5. En l’état de l’instruction, le moyen tiré de ce que la décision attaquée méconnaît les dispositions de l’article L. 424-3 du code de l’entrée et du séjour des étrangers et du droit d’asile est propre à créer un doute sérieux quant à la légalité de la décision implicite refusant le renouvellement de la carte de résident de M. B.... Par suite, il y a lieu d’ordonner la suspension de l’exécution de la décision implicite refusant le renouvellement du titre de séjour de Mme B....

Sur les conclusions aux fins d’injonction sous astreinte :

6. La présente décision implique qu’il soit enjoint à la préfète de l’Isère de réexaminer la demande de renouvellement de la carte de résident de Mme B... dans un délai de deux mois à compter de la notification de la présente ordonnance et, dans l’attente, de lui délivrer une attestation de prolongation de l’instruction dans un délai de 48 heures à compter de la notification de la présente ordonnance. Il n’y a pas lieu d’assortir cette injonction d’une astreinte.

Sur les frais liés au litige :

7. Mme B... étant admise provisoirement à l’aide juridictionnelle son avocate peut se prévaloir des dispositions de l’article 37 de la loi du 10 juillet 1991. Il y a lieu, dans les circonstances de l’espèce, sous réserve que Me Schürmann, avocate de Mme B..., renonce à percevoir la somme correspondant à la part contributive de l’Etat et sous réserve de l’admission définitive de sa cliente à l’aide juridictionnelle, de mettre à la charge de l’Etat la somme de 800 euros à verser à Me Schürmann. Dans le cas où l’aide juridictionnelle ne serait pas accordée à Mme B... par le bureau d’aide juridictionnelle, la somme de 800 euros sera versée à Mme B....


O R D O N N E :


Article 1er : Mme B... est admise, à titre provisoire, au bénéfice de l’aide juridictionnelle.


Article 2 : L’exécution de la décision implicite de la préfète de l’Isère refusant de renouveler la carte de résident de Mme B... est suspendue.

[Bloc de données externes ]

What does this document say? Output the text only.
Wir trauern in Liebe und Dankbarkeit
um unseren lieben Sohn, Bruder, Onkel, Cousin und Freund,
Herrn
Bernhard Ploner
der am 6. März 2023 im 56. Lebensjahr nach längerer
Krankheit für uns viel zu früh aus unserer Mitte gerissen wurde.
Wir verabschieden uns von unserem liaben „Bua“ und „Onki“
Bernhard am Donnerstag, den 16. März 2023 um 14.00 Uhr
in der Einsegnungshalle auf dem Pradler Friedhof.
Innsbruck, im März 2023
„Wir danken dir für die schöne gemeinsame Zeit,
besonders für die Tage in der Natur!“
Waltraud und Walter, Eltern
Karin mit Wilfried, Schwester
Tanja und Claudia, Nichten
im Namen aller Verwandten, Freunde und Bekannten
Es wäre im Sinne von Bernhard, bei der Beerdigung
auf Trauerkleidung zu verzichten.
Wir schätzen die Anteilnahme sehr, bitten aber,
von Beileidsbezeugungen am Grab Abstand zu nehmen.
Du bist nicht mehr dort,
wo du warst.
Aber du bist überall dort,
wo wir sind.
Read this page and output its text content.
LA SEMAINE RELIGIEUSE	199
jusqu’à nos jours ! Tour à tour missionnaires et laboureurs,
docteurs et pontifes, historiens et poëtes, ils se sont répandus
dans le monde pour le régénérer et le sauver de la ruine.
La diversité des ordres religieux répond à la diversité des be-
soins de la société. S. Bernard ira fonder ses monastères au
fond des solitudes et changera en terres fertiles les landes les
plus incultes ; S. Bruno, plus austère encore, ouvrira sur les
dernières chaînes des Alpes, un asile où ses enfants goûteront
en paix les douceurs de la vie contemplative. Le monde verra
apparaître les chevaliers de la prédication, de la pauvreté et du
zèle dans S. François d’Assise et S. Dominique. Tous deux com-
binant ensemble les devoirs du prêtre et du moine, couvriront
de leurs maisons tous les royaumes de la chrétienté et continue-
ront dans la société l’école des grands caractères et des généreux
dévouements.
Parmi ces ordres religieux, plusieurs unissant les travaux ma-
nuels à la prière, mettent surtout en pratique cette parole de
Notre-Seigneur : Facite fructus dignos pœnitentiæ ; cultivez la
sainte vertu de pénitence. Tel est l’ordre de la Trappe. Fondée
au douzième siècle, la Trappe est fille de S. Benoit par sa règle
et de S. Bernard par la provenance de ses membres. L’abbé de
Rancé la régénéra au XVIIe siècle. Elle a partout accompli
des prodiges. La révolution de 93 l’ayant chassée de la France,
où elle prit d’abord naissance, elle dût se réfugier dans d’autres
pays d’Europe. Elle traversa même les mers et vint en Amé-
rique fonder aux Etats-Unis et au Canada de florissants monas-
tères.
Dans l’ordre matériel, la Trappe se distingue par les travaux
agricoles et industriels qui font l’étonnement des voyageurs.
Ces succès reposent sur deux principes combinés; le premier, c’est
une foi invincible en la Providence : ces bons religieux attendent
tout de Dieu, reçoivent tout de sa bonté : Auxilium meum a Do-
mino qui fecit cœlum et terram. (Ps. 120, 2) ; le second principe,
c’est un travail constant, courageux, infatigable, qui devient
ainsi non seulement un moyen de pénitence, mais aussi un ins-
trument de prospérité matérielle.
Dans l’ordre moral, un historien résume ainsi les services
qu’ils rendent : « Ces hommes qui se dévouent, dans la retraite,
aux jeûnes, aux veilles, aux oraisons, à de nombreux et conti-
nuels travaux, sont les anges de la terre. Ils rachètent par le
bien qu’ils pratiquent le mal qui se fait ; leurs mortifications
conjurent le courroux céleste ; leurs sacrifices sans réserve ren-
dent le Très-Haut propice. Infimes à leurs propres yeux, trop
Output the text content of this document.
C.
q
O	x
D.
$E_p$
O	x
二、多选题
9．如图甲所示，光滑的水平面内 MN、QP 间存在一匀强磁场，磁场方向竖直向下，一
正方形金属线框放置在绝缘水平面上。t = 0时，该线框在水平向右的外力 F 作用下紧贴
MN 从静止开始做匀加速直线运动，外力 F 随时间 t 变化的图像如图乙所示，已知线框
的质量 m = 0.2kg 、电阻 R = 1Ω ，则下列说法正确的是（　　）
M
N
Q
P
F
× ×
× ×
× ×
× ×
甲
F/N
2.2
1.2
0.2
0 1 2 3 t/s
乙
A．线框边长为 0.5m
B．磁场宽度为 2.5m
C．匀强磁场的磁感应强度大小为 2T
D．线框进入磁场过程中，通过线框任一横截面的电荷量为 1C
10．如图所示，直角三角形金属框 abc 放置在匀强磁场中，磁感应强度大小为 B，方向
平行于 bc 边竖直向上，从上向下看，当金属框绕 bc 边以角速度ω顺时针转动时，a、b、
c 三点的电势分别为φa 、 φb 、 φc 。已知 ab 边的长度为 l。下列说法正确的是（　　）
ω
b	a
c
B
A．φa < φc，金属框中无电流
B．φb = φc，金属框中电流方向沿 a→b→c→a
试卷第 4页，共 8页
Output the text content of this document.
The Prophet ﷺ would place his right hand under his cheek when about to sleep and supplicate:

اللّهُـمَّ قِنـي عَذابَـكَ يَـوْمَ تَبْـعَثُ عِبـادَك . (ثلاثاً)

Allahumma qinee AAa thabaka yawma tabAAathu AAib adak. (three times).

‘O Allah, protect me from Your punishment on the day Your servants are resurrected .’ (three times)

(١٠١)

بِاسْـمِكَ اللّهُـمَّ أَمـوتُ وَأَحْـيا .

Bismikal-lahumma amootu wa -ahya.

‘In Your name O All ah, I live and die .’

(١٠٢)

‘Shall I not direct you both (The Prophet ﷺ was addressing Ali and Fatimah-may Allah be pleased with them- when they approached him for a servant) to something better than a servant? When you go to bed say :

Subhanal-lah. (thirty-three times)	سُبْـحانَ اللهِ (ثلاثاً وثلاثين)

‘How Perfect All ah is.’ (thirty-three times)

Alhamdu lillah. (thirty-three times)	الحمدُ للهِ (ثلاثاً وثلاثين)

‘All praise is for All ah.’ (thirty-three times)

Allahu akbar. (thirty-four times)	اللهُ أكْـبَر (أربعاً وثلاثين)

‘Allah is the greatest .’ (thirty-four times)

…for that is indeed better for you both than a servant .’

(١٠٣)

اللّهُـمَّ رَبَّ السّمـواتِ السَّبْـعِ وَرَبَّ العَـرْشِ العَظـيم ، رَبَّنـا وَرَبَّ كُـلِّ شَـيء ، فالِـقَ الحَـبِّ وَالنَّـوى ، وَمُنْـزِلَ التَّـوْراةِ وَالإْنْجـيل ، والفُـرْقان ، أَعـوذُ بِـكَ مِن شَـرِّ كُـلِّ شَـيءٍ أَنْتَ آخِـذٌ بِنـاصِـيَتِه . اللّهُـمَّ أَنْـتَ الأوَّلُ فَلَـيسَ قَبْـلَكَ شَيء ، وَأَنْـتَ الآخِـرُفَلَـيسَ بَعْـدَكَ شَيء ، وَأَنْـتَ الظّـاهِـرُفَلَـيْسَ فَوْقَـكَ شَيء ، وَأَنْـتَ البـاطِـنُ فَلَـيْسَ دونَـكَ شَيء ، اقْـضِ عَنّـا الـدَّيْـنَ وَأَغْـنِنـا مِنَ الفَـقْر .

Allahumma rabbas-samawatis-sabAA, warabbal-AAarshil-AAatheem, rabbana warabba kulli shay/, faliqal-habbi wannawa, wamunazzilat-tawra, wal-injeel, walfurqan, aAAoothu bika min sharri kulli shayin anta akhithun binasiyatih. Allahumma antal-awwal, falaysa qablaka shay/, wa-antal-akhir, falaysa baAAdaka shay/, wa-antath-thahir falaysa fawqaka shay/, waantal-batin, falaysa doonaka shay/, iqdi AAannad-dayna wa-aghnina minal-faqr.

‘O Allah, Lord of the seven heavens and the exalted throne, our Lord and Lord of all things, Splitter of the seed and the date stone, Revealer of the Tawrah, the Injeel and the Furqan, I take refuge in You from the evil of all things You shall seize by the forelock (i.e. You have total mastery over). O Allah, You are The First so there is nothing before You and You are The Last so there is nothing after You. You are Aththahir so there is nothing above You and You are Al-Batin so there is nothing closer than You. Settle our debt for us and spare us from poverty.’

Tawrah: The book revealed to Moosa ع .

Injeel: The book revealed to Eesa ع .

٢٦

Article 3 : Il est enjoint à la préfète de l’Isère de réexaminer la demande de renouvellement de la carte de résident de Mme B... dans un délai de deux mois à compter de la notification de la présente ordonnance et, dans l’attente, de lui délivrer une attestation de prolongation de l’instruction dans un délai de 48 heures à compter de la notification de la présente ordonnance.

Article 4 : Sous réserve de l’admission définitive de Mme B... à l’aide juridictionnelle et sous réserve que Me Schürmann renonce à percevoir la somme correspondant à la part contributive de l’Etat, ce dernier versera à Me Schürmann, avocate de Mme B..., une somme de 800 euros en application des dispositions du deuxième alinéa de l’article 37 de la loi du 10 juillet 1991. Dans le cas où l’aide juridictionnelle ne serait pas accordée à Mme B... par le bureau d’aide juridictionnelle, la somme de 800 euros sera versée à Mme B....

Article 5 : Le surplus des conclusions de la requête de Mme B... est rejeté.

Article 6 : La présente ordonnance sera notifiée à Mme B..., au ministre de l’Intérieur et à Me Schürmann.

Copie en sera adressée à la préfète de l'Isère.


Fait à Grenoble, le 1er octobre 2025


Le juge des référés,




D. A...


La République mande et ordonne au ministre d’Etat, ministre de l’intérieur en ce qui le concerne et à tous commissaires de justice à ce requis en ce qui concerne les voies de droit commun contre les parties privées, de pourvoir à l’exécution de la présente décision.